I can’t recall how I felt as a baby being abused, I just know from stories from my grandmothers that I was, and really, abuse is my earliest memory. It was just a fact of life, something I couldn’t avoid, no matter how long I dragged my feet after school (it sometimes took my brother and me over an hour to walk the six short-blocks from our school to home).
But I do recall the beginning of the abuse with my husband. And I was definitely shocked. It was unexpected. He’d been one way while we were dating, and after we were married, he changed. He no longer treated me well privately, mostly he ignored me (even during the honeymoon) or reacted negatively and cruelly to everything I did and said. Even asking for the smallest kindness from him was likely to generate an angry reaction.
It took me some time to recover from the shock. As I’ve read stories and as I’ve spoken to other people who are/were in abusive marriages where the abuse began immediately after the wedding, I hear the same thing. They had the same experiences, the same reaction.

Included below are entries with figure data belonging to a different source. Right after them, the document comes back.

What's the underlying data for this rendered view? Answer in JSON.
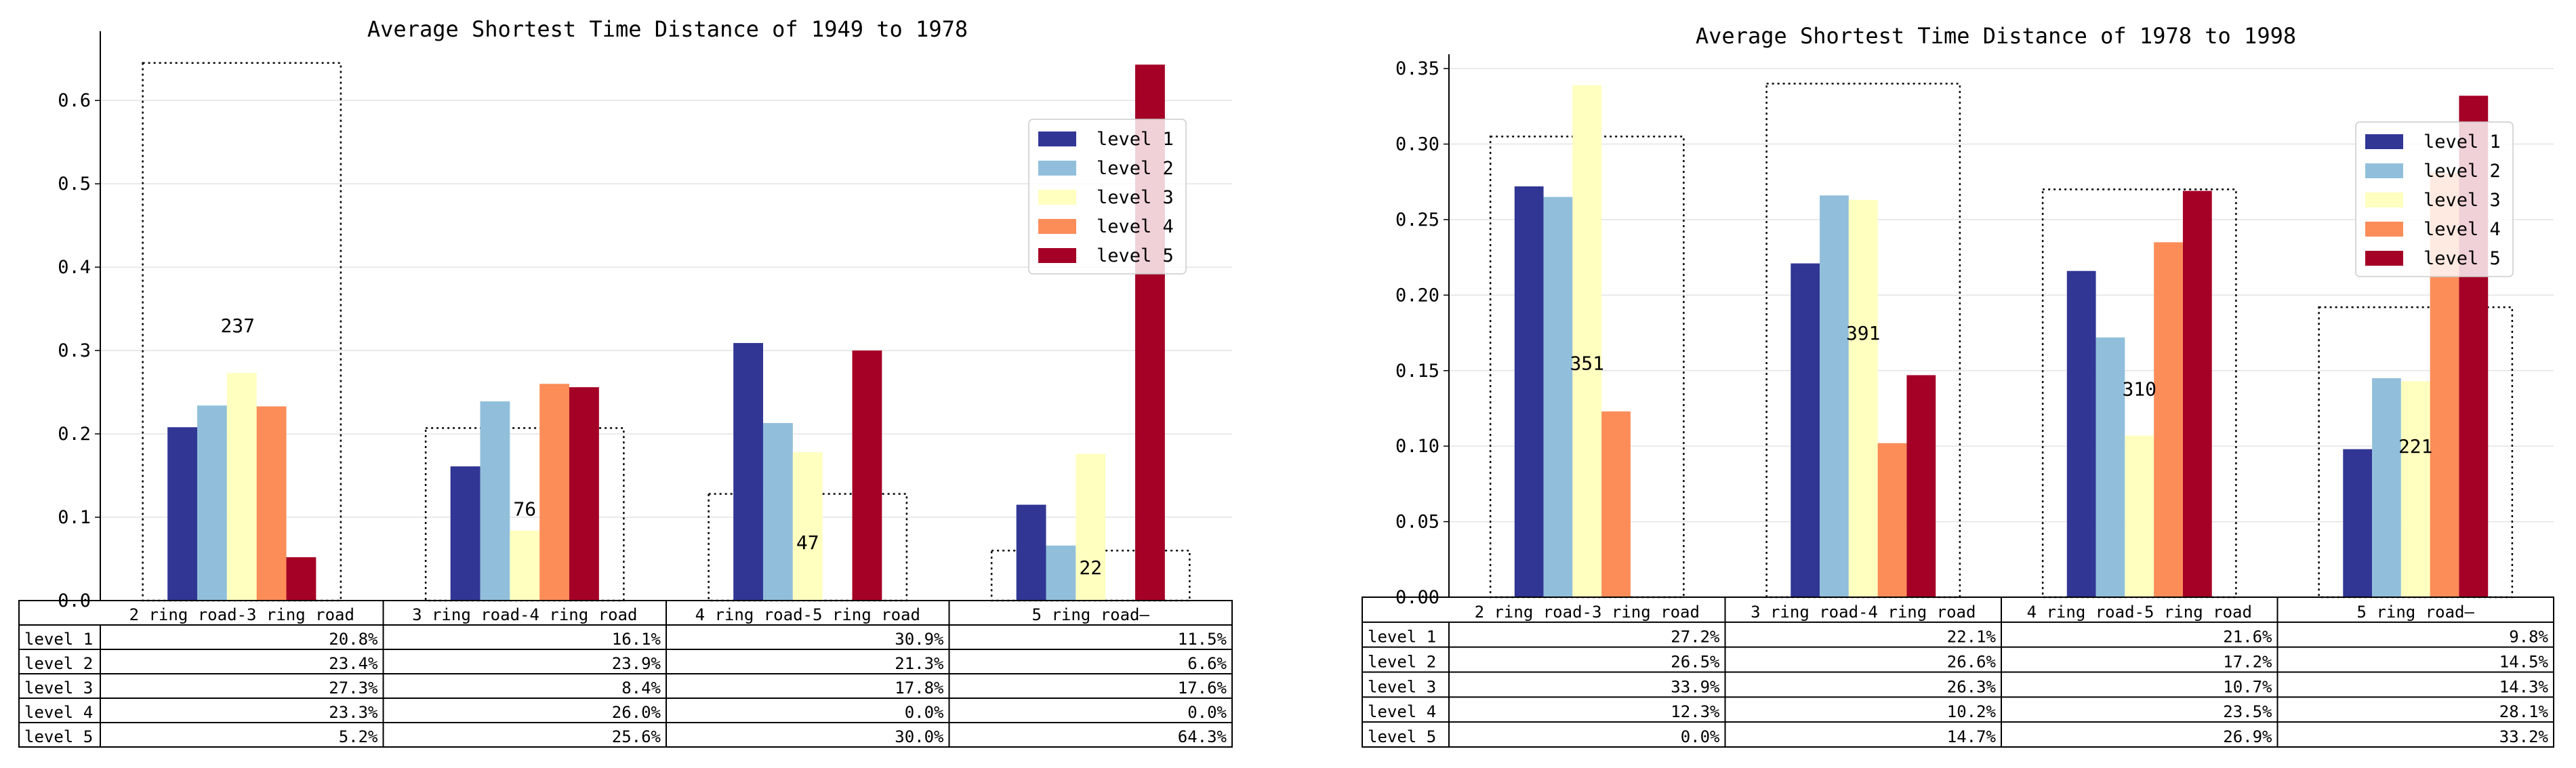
{
  "chart_data": [
    {
      "type": "bar",
      "title": "Average Shortest Time Distance of 1949 to 1978",
      "categories": [
        "2 ring road-3 ring road",
        "3 ring road-4 ring road",
        "4 ring road-5 ring road",
        "5 ring road—"
      ],
      "series": [
        {
          "name": "level 1",
          "values": [
            0.208,
            0.161,
            0.309,
            0.115
          ],
          "labels": [
            "20.8%",
            "16.1%",
            "30.9%",
            "11.5%"
          ]
        },
        {
          "name": "level 2",
          "values": [
            0.234,
            0.239,
            0.213,
            0.066
          ],
          "labels": [
            "23.4%",
            "23.9%",
            "21.3%",
            "6.6%"
          ]
        },
        {
          "name": "level 3",
          "values": [
            0.273,
            0.084,
            0.178,
            0.176
          ],
          "labels": [
            "27.3%",
            "8.4%",
            "17.8%",
            "17.6%"
          ]
        },
        {
          "name": "level 4",
          "values": [
            0.233,
            0.26,
            0.0,
            0.0
          ],
          "labels": [
            "23.3%",
            "26.0%",
            "0.0%",
            "0.0%"
          ]
        },
        {
          "name": "level 5",
          "values": [
            0.052,
            0.256,
            0.3,
            0.643
          ],
          "labels": [
            "5.2%",
            "25.6%",
            "30.0%",
            "64.3%"
          ]
        }
      ],
      "counts": [
        "237",
        "76",
        "47",
        "22"
      ],
      "count_box_heights": [
        0.645,
        0.207,
        0.128,
        0.06
      ],
      "count_label_y": [
        0.33,
        0.11,
        0.07,
        0.04
      ],
      "yticks": [
        0.0,
        0.1,
        0.2,
        0.3,
        0.4,
        0.5,
        0.6
      ],
      "ytick_labels": [
        "0.0",
        "0.1",
        "0.2",
        "0.3",
        "0.4",
        "0.5",
        "0.6"
      ],
      "ylim": [
        0,
        0.675
      ],
      "xlabel": "",
      "ylabel": "",
      "legend_position": "upper-right",
      "grid": true
    },
    {
      "type": "bar",
      "title": "Average Shortest Time Distance of 1978 to 1998",
      "categories": [
        "2 ring road-3 ring road",
        "3 ring road-4 ring road",
        "4 ring road-5 ring road",
        "5 ring road—"
      ],
      "series": [
        {
          "name": "level 1",
          "values": [
            0.272,
            0.221,
            0.216,
            0.098
          ],
          "labels": [
            "27.2%",
            "22.1%",
            "21.6%",
            "9.8%"
          ]
        },
        {
          "name": "level 2",
          "values": [
            0.265,
            0.266,
            0.172,
            0.145
          ],
          "labels": [
            "26.5%",
            "26.6%",
            "17.2%",
            "14.5%"
          ]
        },
        {
          "name": "level 3",
          "values": [
            0.339,
            0.263,
            0.107,
            0.143
          ],
          "labels": [
            "33.9%",
            "26.3%",
            "10.7%",
            "14.3%"
          ]
        },
        {
          "name": "level 4",
          "values": [
            0.123,
            0.102,
            0.235,
            0.281
          ],
          "labels": [
            "12.3%",
            "10.2%",
            "23.5%",
            "28.1%"
          ]
        },
        {
          "name": "level 5",
          "values": [
            0.0,
            0.147,
            0.269,
            0.332
          ],
          "labels": [
            "0.0%",
            "14.7%",
            "26.9%",
            "33.2%"
          ]
        }
      ],
      "counts": [
        "351",
        "391",
        "310",
        "221"
      ],
      "count_box_heights": [
        0.305,
        0.34,
        0.27,
        0.192
      ],
      "count_label_y": [
        0.155,
        0.175,
        0.138,
        0.1
      ],
      "yticks": [
        0.0,
        0.05,
        0.1,
        0.15,
        0.2,
        0.25,
        0.3,
        0.35
      ],
      "ytick_labels": [
        "0.00",
        "0.05",
        "0.10",
        "0.15",
        "0.20",
        "0.25",
        "0.30",
        "0.35"
      ],
      "ylim": [
        0,
        0.355
      ],
      "xlabel": "",
      "ylabel": "",
      "legend_position": "upper-right",
      "grid": true
    }
  ],
  "colors": [
    "#313695",
    "#91bfdb",
    "#ffffbf",
    "#fc8d59",
    "#a50026"
  ]
}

Frankl points out an interesting thing that happens during this period, the victim still believes they will be saved. He calls this the “delusion of reprieve.”
At first you try to convince yourself you are imagining it. You think that it can’t really be as bad as you think it is. You believe that things will get better so you look for any little sign, any little something better. In my case, and in the case of at least half the abuse victims I’ve spoken with, my spouse treated me well while we were in public, and that would buoy my hopes. It would make me think that things weren’t all that bad, or that they might get better.
As you slowly start to realize that things aren’t going to change, that salvation is not coming for you, that there is no getting out, that’s when things get really bad. That’s when you begin to enter the second phase, a phase which some never are allowed to leave either because of social pressure from family and church, or because they just think they don’t deserve better, or, in the worst case scenario, the abusive spouse finally does what they really wanted all along, they kill their victim.
Abuse is real. Abuse in the church is common. It’s time we stopped excusing the abusers, and far past time we stopped tolerating pastors who ignore it, justify it, and enable it.